NRW geht mit neuer Einheit gegen Geldwäsche und Terrorfinanzierung vor
Polizei und Zollbehörden in Nordrhein-Westfalen verstärken den Kampf gegen Finanzkriminalität
Die Gemeinsamen Finanzermittlungsstellen (GFIUs) bündeln Kräfte von Landespolizei und dem Zollfahndungsamt Essen, um gezielt gegen Geldwäsche, Terrorismusfinanzierung und die Einziehung krimineller Vermögenswerte vorzugehen. Die Einheiten arbeiten nach dem Prinzip des „Shared Desk“ – einer engen personellen Verzahnung von Polizeibeamten und Zollermittlern. Dies ermöglicht eine effizientere Abstimmung und beschleunigt komplexe Ermittlungsverfahren.

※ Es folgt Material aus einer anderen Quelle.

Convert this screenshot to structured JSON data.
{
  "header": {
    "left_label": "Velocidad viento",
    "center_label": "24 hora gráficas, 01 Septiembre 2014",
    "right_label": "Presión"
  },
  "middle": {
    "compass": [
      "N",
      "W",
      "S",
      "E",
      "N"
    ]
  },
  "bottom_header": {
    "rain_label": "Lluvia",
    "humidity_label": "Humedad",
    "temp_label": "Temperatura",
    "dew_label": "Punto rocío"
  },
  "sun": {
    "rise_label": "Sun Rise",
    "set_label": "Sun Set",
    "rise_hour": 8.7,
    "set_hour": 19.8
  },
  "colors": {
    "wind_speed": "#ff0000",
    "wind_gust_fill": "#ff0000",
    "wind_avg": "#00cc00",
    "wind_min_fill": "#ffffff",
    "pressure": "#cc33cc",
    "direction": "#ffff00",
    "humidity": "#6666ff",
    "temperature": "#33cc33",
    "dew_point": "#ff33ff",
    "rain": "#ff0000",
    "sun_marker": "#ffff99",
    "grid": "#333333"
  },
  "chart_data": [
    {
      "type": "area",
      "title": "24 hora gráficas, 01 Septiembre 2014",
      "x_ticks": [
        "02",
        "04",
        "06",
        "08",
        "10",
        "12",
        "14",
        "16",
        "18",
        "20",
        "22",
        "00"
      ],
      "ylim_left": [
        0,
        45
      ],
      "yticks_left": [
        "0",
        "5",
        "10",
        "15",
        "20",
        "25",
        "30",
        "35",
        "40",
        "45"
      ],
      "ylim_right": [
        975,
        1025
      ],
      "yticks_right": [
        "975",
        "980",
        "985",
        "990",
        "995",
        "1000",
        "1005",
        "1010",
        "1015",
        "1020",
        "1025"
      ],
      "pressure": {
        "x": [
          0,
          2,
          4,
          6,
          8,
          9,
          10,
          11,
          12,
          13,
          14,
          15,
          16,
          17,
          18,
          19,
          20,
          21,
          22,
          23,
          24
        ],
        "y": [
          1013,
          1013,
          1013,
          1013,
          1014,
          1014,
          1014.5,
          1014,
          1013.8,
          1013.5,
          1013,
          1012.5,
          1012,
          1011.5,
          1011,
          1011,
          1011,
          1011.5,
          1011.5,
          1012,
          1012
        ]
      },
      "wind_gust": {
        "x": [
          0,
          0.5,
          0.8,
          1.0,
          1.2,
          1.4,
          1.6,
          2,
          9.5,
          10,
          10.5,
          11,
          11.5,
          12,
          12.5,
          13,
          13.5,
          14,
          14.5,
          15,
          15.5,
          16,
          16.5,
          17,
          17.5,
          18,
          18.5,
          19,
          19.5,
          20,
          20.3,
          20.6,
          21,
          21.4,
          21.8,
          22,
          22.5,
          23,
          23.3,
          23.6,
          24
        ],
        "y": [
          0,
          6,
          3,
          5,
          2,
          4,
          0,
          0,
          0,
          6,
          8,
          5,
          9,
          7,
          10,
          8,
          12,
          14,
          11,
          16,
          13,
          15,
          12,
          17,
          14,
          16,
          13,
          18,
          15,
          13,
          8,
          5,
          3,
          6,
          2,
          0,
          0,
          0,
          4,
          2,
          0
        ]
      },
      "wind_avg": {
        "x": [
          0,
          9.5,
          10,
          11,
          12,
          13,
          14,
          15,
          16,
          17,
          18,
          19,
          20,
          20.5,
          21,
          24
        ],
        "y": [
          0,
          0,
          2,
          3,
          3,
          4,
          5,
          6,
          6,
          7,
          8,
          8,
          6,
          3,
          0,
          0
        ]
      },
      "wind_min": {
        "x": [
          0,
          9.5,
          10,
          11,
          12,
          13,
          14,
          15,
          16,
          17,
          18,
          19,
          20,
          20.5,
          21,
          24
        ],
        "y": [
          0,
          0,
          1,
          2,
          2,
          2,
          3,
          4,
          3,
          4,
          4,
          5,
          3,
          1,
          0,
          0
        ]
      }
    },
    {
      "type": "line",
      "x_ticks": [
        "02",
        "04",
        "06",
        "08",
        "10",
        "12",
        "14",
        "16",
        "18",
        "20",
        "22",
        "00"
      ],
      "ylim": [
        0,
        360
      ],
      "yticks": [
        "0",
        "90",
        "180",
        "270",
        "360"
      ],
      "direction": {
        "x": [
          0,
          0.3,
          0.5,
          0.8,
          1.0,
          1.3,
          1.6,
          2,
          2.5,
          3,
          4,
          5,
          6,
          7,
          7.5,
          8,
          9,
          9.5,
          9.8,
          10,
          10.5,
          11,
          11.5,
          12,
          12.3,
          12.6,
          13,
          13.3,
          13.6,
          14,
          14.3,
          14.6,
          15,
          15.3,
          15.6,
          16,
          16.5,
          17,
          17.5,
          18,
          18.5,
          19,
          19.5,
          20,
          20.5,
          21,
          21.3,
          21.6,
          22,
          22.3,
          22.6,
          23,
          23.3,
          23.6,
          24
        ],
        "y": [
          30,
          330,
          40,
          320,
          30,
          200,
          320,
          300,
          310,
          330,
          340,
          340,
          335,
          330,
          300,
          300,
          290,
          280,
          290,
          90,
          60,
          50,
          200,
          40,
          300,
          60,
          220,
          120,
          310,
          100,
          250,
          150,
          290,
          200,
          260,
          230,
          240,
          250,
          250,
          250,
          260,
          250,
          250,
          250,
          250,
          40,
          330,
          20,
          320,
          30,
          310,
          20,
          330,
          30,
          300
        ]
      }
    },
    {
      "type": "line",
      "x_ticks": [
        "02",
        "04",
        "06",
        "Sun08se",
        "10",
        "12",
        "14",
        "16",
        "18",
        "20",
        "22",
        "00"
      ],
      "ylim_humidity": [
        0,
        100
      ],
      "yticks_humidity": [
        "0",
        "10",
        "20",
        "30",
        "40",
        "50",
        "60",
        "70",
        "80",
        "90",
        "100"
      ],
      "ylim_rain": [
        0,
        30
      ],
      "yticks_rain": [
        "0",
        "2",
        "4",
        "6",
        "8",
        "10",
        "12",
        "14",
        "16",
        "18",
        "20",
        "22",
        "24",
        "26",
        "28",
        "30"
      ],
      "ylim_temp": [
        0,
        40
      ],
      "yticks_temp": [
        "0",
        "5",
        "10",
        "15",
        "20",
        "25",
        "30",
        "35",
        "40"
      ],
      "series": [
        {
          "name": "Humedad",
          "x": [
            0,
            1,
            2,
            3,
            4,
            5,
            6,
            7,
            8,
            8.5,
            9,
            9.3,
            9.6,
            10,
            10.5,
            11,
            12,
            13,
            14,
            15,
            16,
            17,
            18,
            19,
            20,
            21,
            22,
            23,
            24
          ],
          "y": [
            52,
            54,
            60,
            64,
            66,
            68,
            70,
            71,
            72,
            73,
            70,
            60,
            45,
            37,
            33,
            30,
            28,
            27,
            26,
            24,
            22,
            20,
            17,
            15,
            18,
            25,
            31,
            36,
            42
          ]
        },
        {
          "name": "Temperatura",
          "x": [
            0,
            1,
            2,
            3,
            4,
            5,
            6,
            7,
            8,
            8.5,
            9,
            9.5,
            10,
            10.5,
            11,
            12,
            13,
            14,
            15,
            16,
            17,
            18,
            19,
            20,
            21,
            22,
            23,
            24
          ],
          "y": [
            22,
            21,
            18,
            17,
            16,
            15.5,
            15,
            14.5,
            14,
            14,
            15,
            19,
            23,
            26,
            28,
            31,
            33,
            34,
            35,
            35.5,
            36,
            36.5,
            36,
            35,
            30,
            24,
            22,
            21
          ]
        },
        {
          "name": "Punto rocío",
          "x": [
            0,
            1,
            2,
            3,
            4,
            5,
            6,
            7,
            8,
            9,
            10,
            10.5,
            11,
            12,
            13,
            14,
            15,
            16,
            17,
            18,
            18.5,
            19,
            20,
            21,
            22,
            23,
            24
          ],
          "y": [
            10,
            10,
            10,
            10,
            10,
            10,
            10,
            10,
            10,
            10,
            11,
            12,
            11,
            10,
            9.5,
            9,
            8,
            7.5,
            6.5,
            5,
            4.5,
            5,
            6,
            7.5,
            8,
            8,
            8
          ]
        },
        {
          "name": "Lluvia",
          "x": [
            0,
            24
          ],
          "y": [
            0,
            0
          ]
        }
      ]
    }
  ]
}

Hochkarätige Ermittlungen gegen organisierte und schwere Kriminalität werden von spezialisierten Sonderkommissionen geleitet. Ihr Fokus liegt auf der Zerschlagung krimineller Netzwerke sowie der Rückgewinnung illegal erwirtschafteter Gelder. Ein zentrales Anliegen ist dabei die Beschlagnahme von Vermögenswerten, die aus Straftaten stammen, um Tätern die finanzielle Bereicherung zu entziehen.
Zudem werden Vermögenswerte vorläufig sichergestellt, um spätere Entschädigungszahlungen an Opfer zu gewährleisten oder gerichtlich angeordnete Verfallsansprüche durchzusetzen. Der jährliche „Lagebericht Finanzermittlungen Nordrhein-Westfalen“ dokumentiert Fortschritte und Herausforderungen in diesem Bereich.
Ziel der GFIUs ist es, kriminelle Finanzströme zu unterbinden und illegale Gewinne abzuschöpfen. Durch Kontensperrungen und Beschlagnahmungen stellen die Behörden sicher, dass Gelder für Opferentschädigungen oder staatliche Ansprüche verfügbar bleiben. Der Jahresbericht bietet eine transparente Bilanz über Umfang und Wirkung dieser Maßnahmen in der Region.